Compared with control group, LPS could increase the cellular stability, including an increase in the mRNA and protein expressions of Foxp-3, CTLA-4 and TGF-β1 and secretion of IL-10 and sTGF-β1, decrease in the level of apoptosis and increase in the methylation of Foxp-3-TSDR. At the same time, LPS increased DNA binding activity of NF-κB signaling pathway and phosphorylation levels of the major molecules of NF-κB, including inhibitory protein kinaseβ (IKKβ) and p65, suggesting that the mechanism of enhancing cellular stability by LPS was related to the NF-κB signaling pathway. Compared with LPS group, PBS had no effect on cellular stability and NF-κB signaling pathway. However, administration of rSema3A further promoted cellular stability and activated NF-κB signaling pathway.
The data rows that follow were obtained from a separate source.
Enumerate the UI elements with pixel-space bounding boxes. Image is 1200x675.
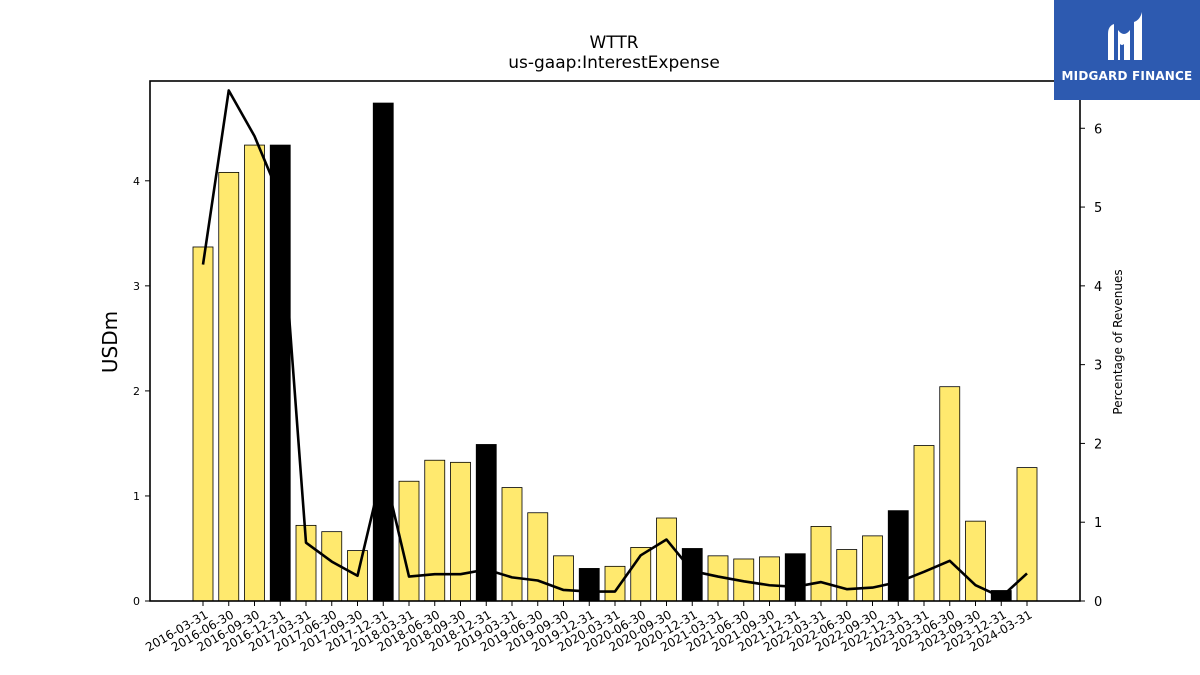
y2-axis-label: Percentage of Revenues [1111,269,1125,414]
y2-tick-label-0: 0 [1094,595,1102,610]
y-tick-label-1: 1 [133,490,140,503]
bar-2018-06-30 [424,459,446,602]
line-layer [201,89,1028,599]
bar-2022-09-30 [862,535,883,602]
y2-tick-label-4: 4 [1094,280,1102,295]
y-axis-label: USDm [98,311,122,373]
bar-2019-12-31 [578,568,600,602]
bar-2016-03-31 [192,246,214,602]
bar-2018-12-31 [475,444,497,602]
bar-2018-03-31 [398,480,420,602]
bar-2023-03-31 [913,445,935,602]
y2-tick-label-3: 3 [1094,359,1102,374]
bars-layer [192,102,1038,602]
bar-2019-03-31 [501,487,523,602]
brand-logo-text: MIDGARD FINANCE [1061,69,1193,83]
bar-2016-09-30 [244,144,265,602]
bar-2016-06-30 [218,171,240,602]
y2-tick-label-6: 6 [1094,122,1102,137]
midgard-finance-logo-icon [1108,12,1142,60]
bar-2022-03-31 [810,526,832,602]
axes-layer: 0123401234562016-03-312016-06-302016-09-… [133,80,1102,654]
y2-tick-label-5: 5 [1094,201,1102,216]
bar-2022-12-31 [887,510,909,602]
y2-tick-label-2: 2 [1094,437,1102,452]
bar-2021-09-30 [759,556,780,602]
y2-tick-label-1: 1 [1094,516,1102,531]
y-tick-label-3: 3 [133,280,140,293]
bar-2019-06-30 [527,512,549,602]
chart-subtitle: us-gaap:InterestExpense [508,53,720,73]
chart-title: WTTR [589,33,638,53]
bar-2018-09-30 [450,461,471,602]
y-tick-label-0: 0 [133,595,140,608]
bar-2020-12-31 [681,548,703,602]
bar-2020-09-30 [656,517,677,602]
bar-2021-12-31 [784,553,806,602]
y-tick-label-2: 2 [133,385,140,398]
bar-2019-09-30 [553,555,574,602]
percentage-of-revenues-line [201,89,1028,599]
brand-logo: MIDGARD FINANCE [1054,0,1200,100]
bar-2022-06-30 [836,549,858,602]
bar-2017-12-31 [372,102,394,602]
y-tick-label-4: 4 [133,175,140,188]
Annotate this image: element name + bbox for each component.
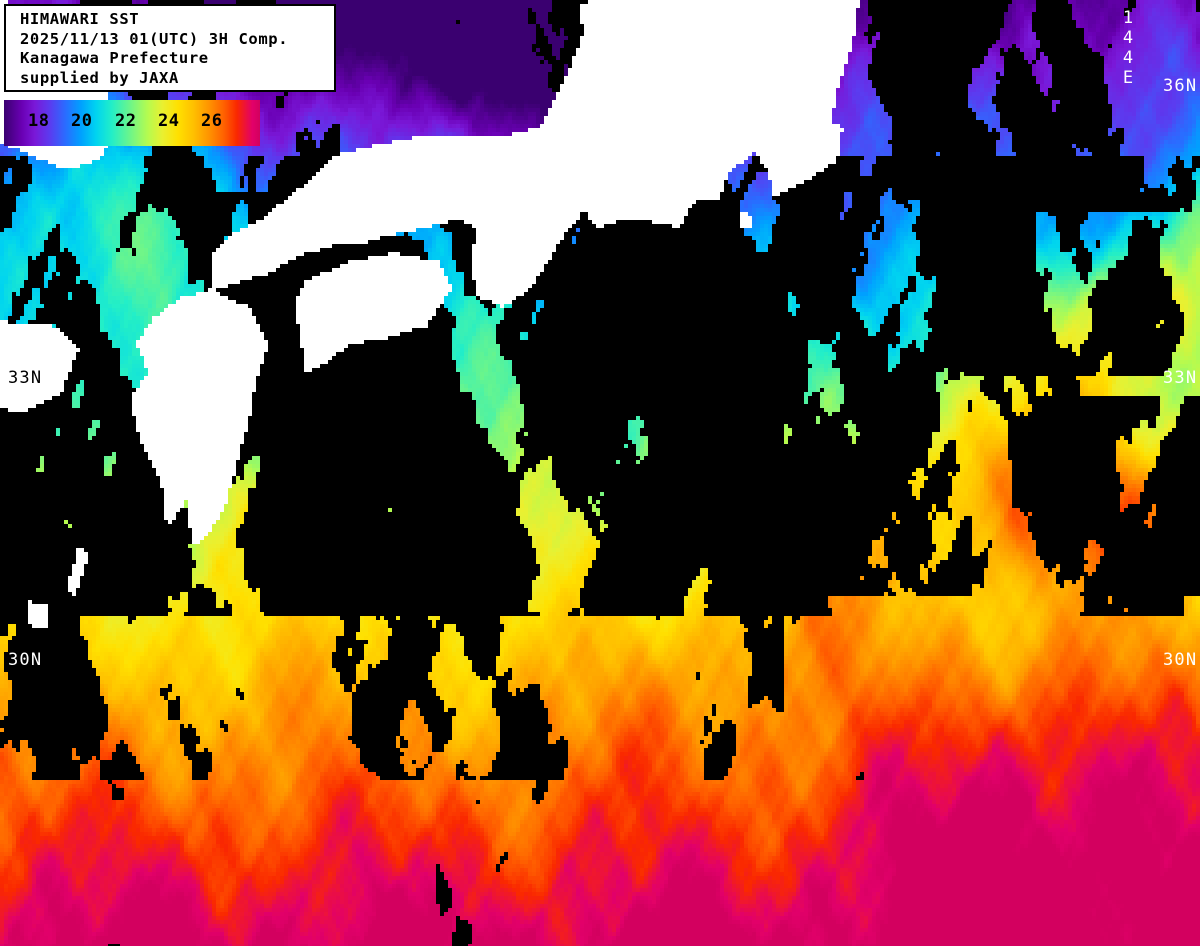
lat-label-36n-right: 36N (1163, 76, 1198, 96)
title-line-product: HIMAWARI SST (20, 10, 140, 28)
title-info-box: HIMAWARI SST 2025/11/13 01(UTC) 3H Comp.… (4, 4, 336, 92)
lat-label-30n-left: 30N (8, 650, 43, 670)
colorbar-tick-22: 22 (115, 111, 137, 131)
colorbar-tick-18: 18 (28, 111, 50, 131)
lat-label-30n-right: 30N (1163, 650, 1198, 670)
colorbar-tick-26: 26 (201, 111, 223, 131)
title-line-org: Kanagawa Prefecture (20, 49, 209, 67)
lon-label-144e: 144E (1118, 8, 1138, 88)
colorbar-gradient (4, 100, 260, 146)
title-line-datetime: 2025/11/13 01(UTC) 3H Comp. (20, 29, 289, 48)
lat-label-33n-left: 33N (8, 368, 43, 388)
title-line-source: supplied by JAXA (20, 68, 179, 87)
colorbar-tick-24: 24 (158, 111, 180, 131)
lat-label-33n-right: 33N (1163, 368, 1198, 388)
sst-colorbar[interactable]: 18 20 22 24 26 (4, 100, 260, 146)
colorbar-tick-20: 20 (71, 111, 93, 131)
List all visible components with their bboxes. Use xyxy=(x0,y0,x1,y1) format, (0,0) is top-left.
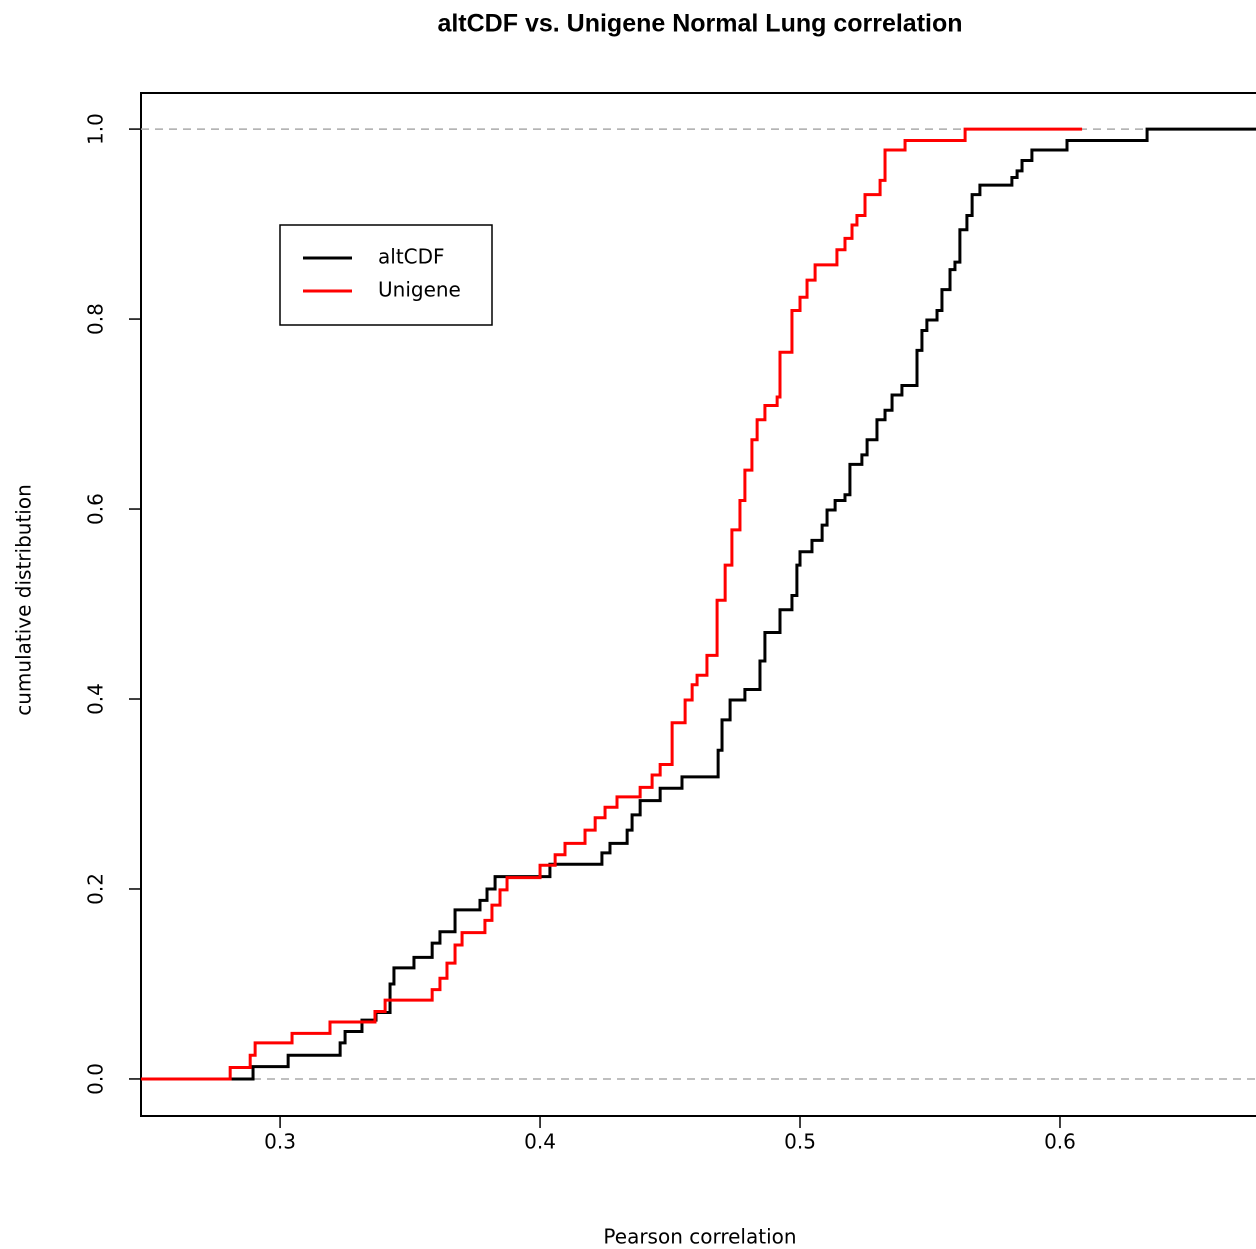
y-tick-label: 1.0 xyxy=(84,113,108,145)
ecdf-line xyxy=(141,127,1083,1081)
x-tick-label: 0.4 xyxy=(524,1130,556,1154)
chart-title: altCDF vs. Unigene Normal Lung correlati… xyxy=(437,10,962,38)
y-tick-label: 0.8 xyxy=(84,303,108,335)
y-axis-label: cumulative distribution xyxy=(12,484,36,716)
x-tick-label: 0.3 xyxy=(264,1130,296,1154)
y-tick-label: 0.2 xyxy=(84,873,108,905)
legend-label: Unigene xyxy=(378,278,461,302)
plot-frame xyxy=(140,92,1256,1117)
x-tick-label: 0.6 xyxy=(1044,1130,1076,1154)
x-tick-label: 0.5 xyxy=(784,1130,816,1154)
legend-label: altCDF xyxy=(378,245,445,269)
ecdf-line xyxy=(141,127,1256,1081)
x-axis-label: Pearson correlation xyxy=(603,1225,796,1249)
legend-box xyxy=(279,224,493,326)
y-tick-label: 0.6 xyxy=(84,493,108,525)
y-tick-label: 0.0 xyxy=(84,1063,108,1095)
y-tick-label: 0.4 xyxy=(84,683,108,715)
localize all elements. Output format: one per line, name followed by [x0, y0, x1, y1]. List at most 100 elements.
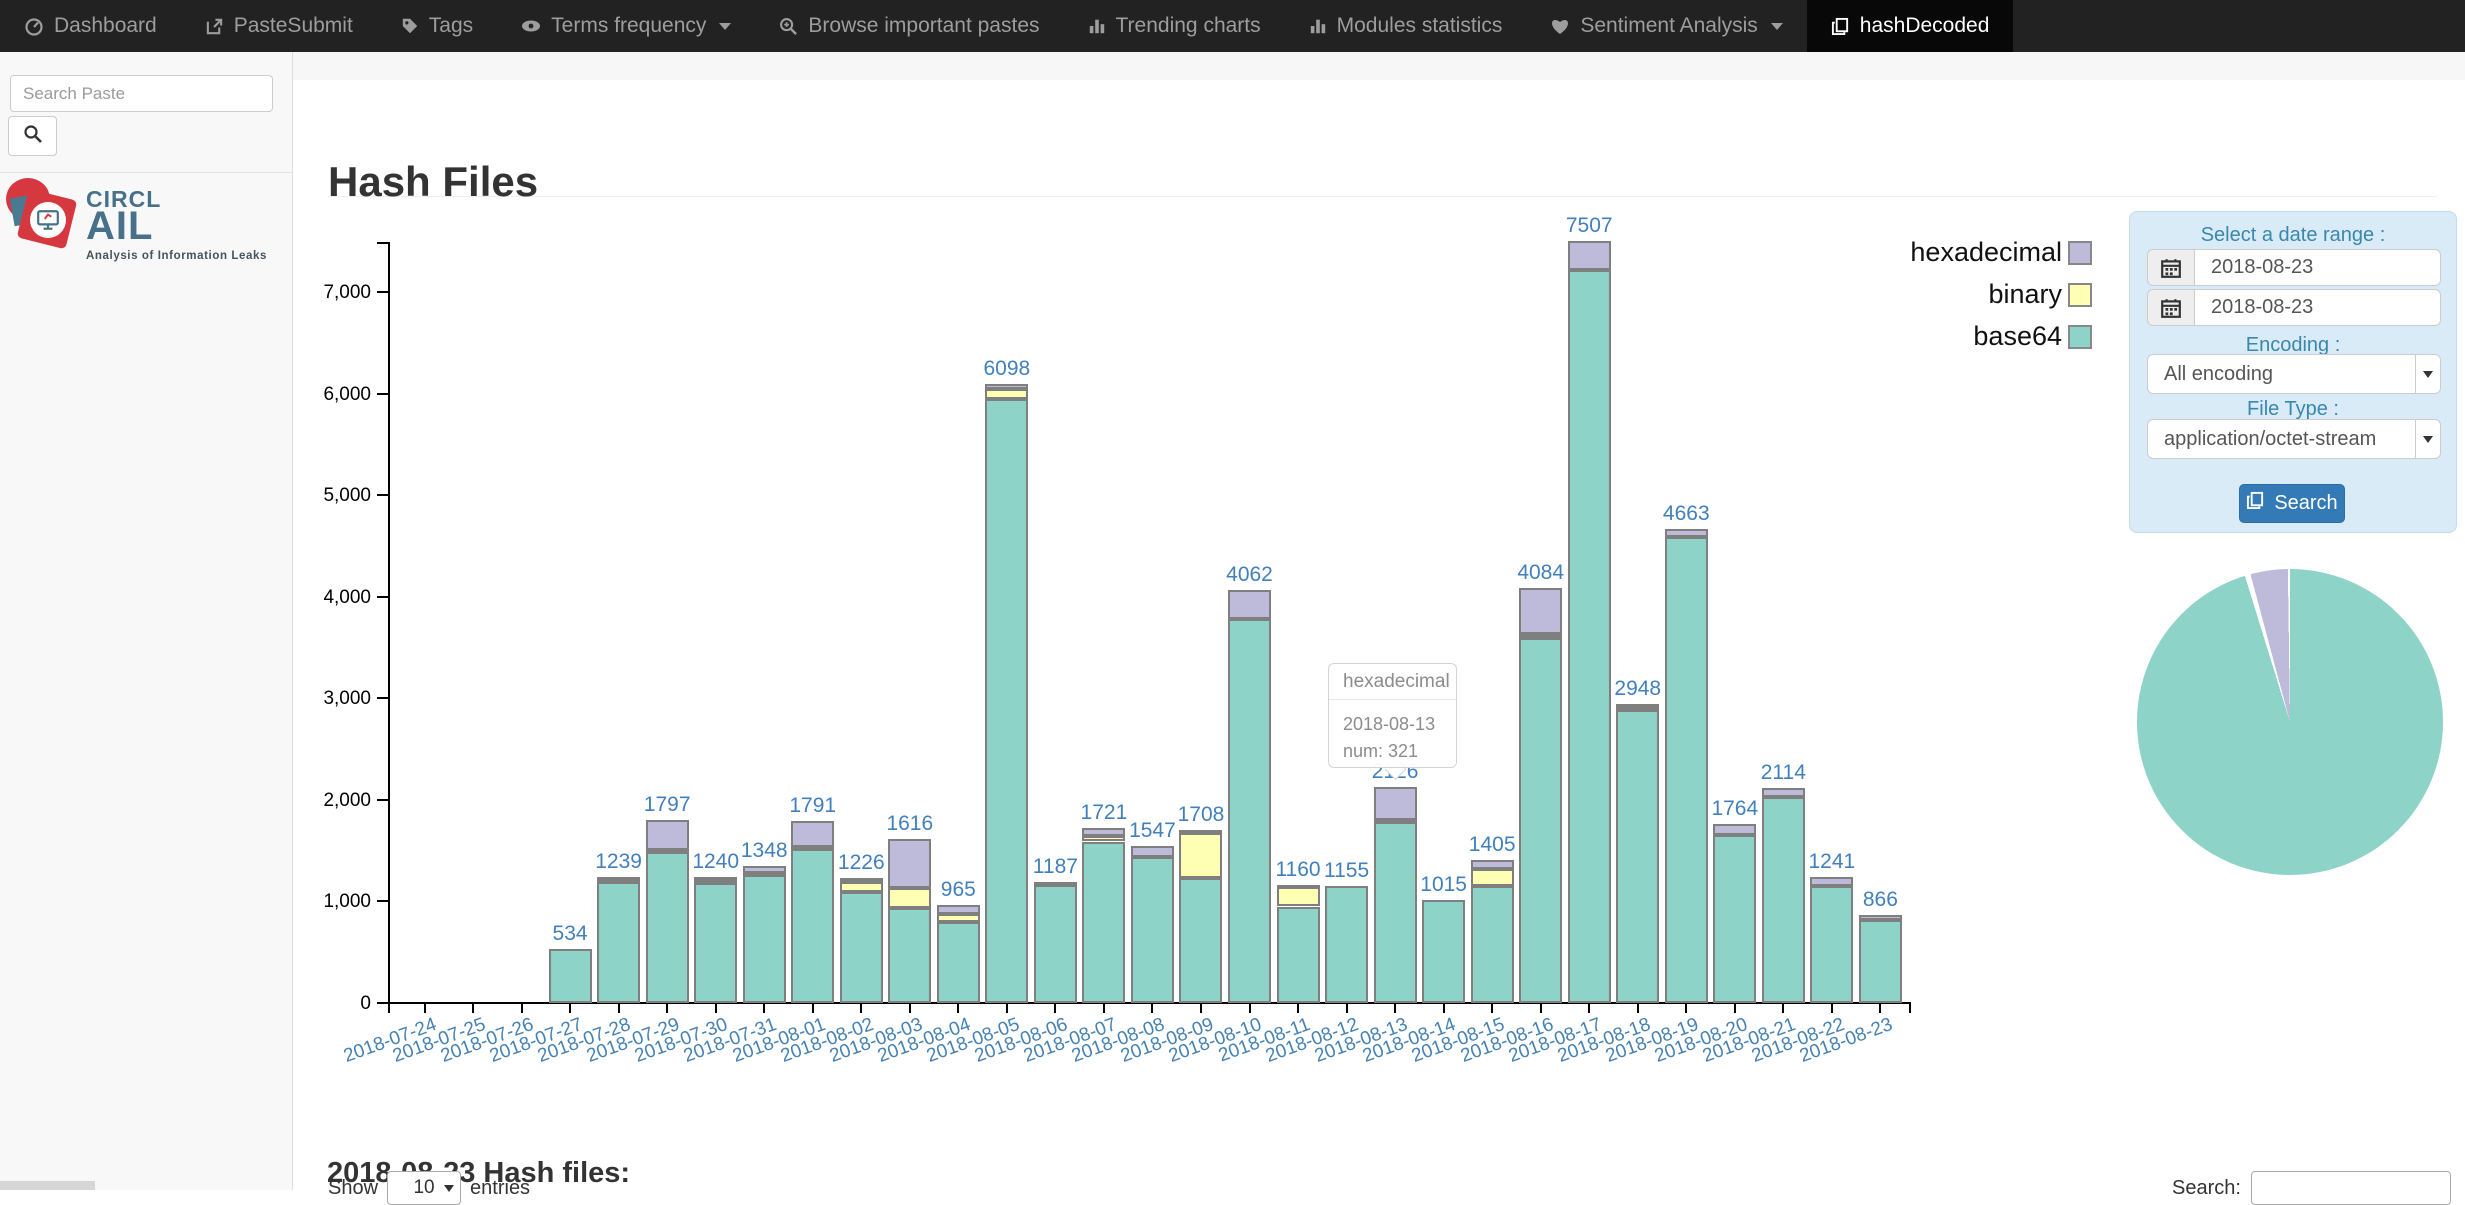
nav-item-label: Browse important pastes	[808, 14, 1040, 37]
bar-segment-base64-2018-08-12[interactable]	[1325, 885, 1369, 1003]
bar-segment-base64-2018-08-05[interactable]	[985, 398, 1029, 1003]
bar-segment-hexadecimal-2018-08-10[interactable]	[1228, 590, 1271, 620]
bar-segment-binary-2018-08-03[interactable]	[888, 888, 932, 908]
bar-segment-hexadecimal-2018-08-11[interactable]	[1276, 885, 1320, 890]
bar-segment-base64-2018-08-13[interactable]	[1373, 820, 1417, 1003]
bar-segment-hexadecimal-2018-07-29[interactable]	[645, 820, 689, 850]
bar-segment-hexadecimal-2018-08-22[interactable]	[1810, 876, 1854, 886]
bar-segment-base64-2018-08-15[interactable]	[1470, 886, 1514, 1003]
bar-segment-binary-2018-08-09[interactable]	[1179, 832, 1223, 879]
ail-logo[interactable]: CIRCL AIL Analysis of Information Leaks	[6, 178, 286, 268]
bar-segment-binary-2018-07-30[interactable]	[694, 880, 738, 885]
bar-segment-hexadecimal-2018-08-04[interactable]	[936, 904, 980, 914]
bar-segment-hexadecimal-2018-08-20[interactable]	[1713, 823, 1757, 836]
bar-segment-base64-2018-08-10[interactable]	[1228, 619, 1271, 1003]
bar-segment-binary-2018-08-07[interactable]	[1082, 835, 1126, 842]
bar-segment-hexadecimal-2018-08-01[interactable]	[791, 821, 835, 848]
bar-segment-binary-2018-08-04[interactable]	[936, 913, 980, 922]
bar-segment-base64-2018-08-04[interactable]	[936, 921, 980, 1003]
bar-segment-base64-2018-08-18[interactable]	[1616, 710, 1660, 1003]
bar-segment-hexadecimal-2018-08-15[interactable]	[1470, 860, 1514, 869]
bar-segment-binary-2018-08-13[interactable]	[1373, 819, 1417, 824]
bar-segment-hexadecimal-2018-07-28[interactable]	[597, 877, 641, 882]
tooltip-title: hexadecimal	[1329, 664, 1456, 700]
y-axis-line	[388, 242, 390, 1005]
bar-segment-hexadecimal-2018-08-03[interactable]	[888, 838, 932, 889]
nav-item-hashdecoded[interactable]: hashDecoded	[1806, 0, 2014, 52]
bar-segment-hexadecimal-2018-08-09[interactable]	[1179, 829, 1223, 834]
search-paste-input[interactable]	[10, 75, 273, 112]
bar-segment-base64-2018-08-22[interactable]	[1810, 885, 1854, 1003]
sidebar-divider	[0, 172, 293, 173]
nav-item-label: Tags	[428, 14, 474, 37]
bar-segment-hexadecimal-2018-08-17[interactable]	[1567, 240, 1611, 271]
bar-segment-base64-2018-08-09[interactable]	[1179, 878, 1223, 1003]
date-to-input[interactable]: 2018-08-23	[2194, 289, 2441, 326]
nav-item-tags[interactable]: Tags	[377, 0, 497, 52]
bar-segment-base64-2018-07-29[interactable]	[645, 850, 689, 1003]
bar-segment-hexadecimal-2018-08-13[interactable]	[1373, 787, 1417, 820]
bar-segment-base64-2018-08-17[interactable]	[1567, 270, 1611, 1003]
bar-segment-base64-2018-08-11[interactable]	[1276, 906, 1320, 1003]
bar-segment-base64-2018-07-27[interactable]	[548, 948, 592, 1003]
bar-segment-base64-2018-08-21[interactable]	[1761, 796, 1805, 1003]
bar-segment-base64-2018-08-07[interactable]	[1082, 841, 1126, 1003]
bar-segment-hexadecimal-2018-08-21[interactable]	[1761, 788, 1805, 797]
nav-item-dashboard[interactable]: Dashboard	[0, 0, 181, 52]
bar-segment-hexadecimal-2018-08-08[interactable]	[1130, 845, 1174, 857]
nav-item-trending-charts[interactable]: Trending charts	[1064, 0, 1285, 52]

Compared with LPS + PBS + rSema3A group, PDTC inhibited the function of rSema3A to increase cellular stability, as the mRNA and protein expressions of Foxp-3, CTLA-4 and TGF-β1 were significantly down-regulated in the LPS + PDTC + rSema3A group [Foxp-3 mRNA (2): 8.092±1.117 vs. 18.509±1.068, Foxp-3 protein (relative fluorescence intensity): 1.224±0.033 vs. 1.826±0.181; CTLA-4 mRNA (2): 3.254±0.760 vs. 11.840±0.827, CTLA-4 protein (relative fluorescence intensity): 1.305±0.058 vs. 1.842±0.111; TGF-β1 mRNA (2): 3.589±1.180 vs. 8.509±0.472, TGF-β1 protein (relative fluorescence intensity): 1.319±0.033 vs. 1.822±0.063, all P < 0.01], the secretion of IL-10 and sTGF-β1 were significantly decreased [IL-10 (ng/L): 445.33±54.08 vs. 992.67±83.10, sTGF-β1 (ng/L): 1 116.67±65.25 vs. 1 494.67±94.45, both P < 0.01], the apoptosis was significantly increased (fluorescence intensity: 0.398±0.031 vs. 0.268±0.046, P < 0.01), the methylation of Foxp-3-TSDR was significantly decreased (grey value: 0.467±0.048 vs. 1.780±0.119, P < 0.01), the DNA binding activity of NF-κB signaling pathway was significantly inhibited (grey value: 1.23±0.02 vs. 3.95±0.06, P < 0.01), and the phosphorylation levels of IKKβ and p65 were significantly decreased [p-IKKβ (p-IKKβ/IKKβ): 0.97±0.07 vs. 1.97±0.04, p-p65 (p-p65/p65): 0.95±0.08 vs. 1.93±0.06, both P < 0.01].

CONCLUSIONS

LPS increases the cellular stability of CD4CD25 Tregs through the NF-κB signaling pathway, and Sema3A further increases the cellular stability of CD4CD25 Tregs, and is related to the NF-κB signaling pathway.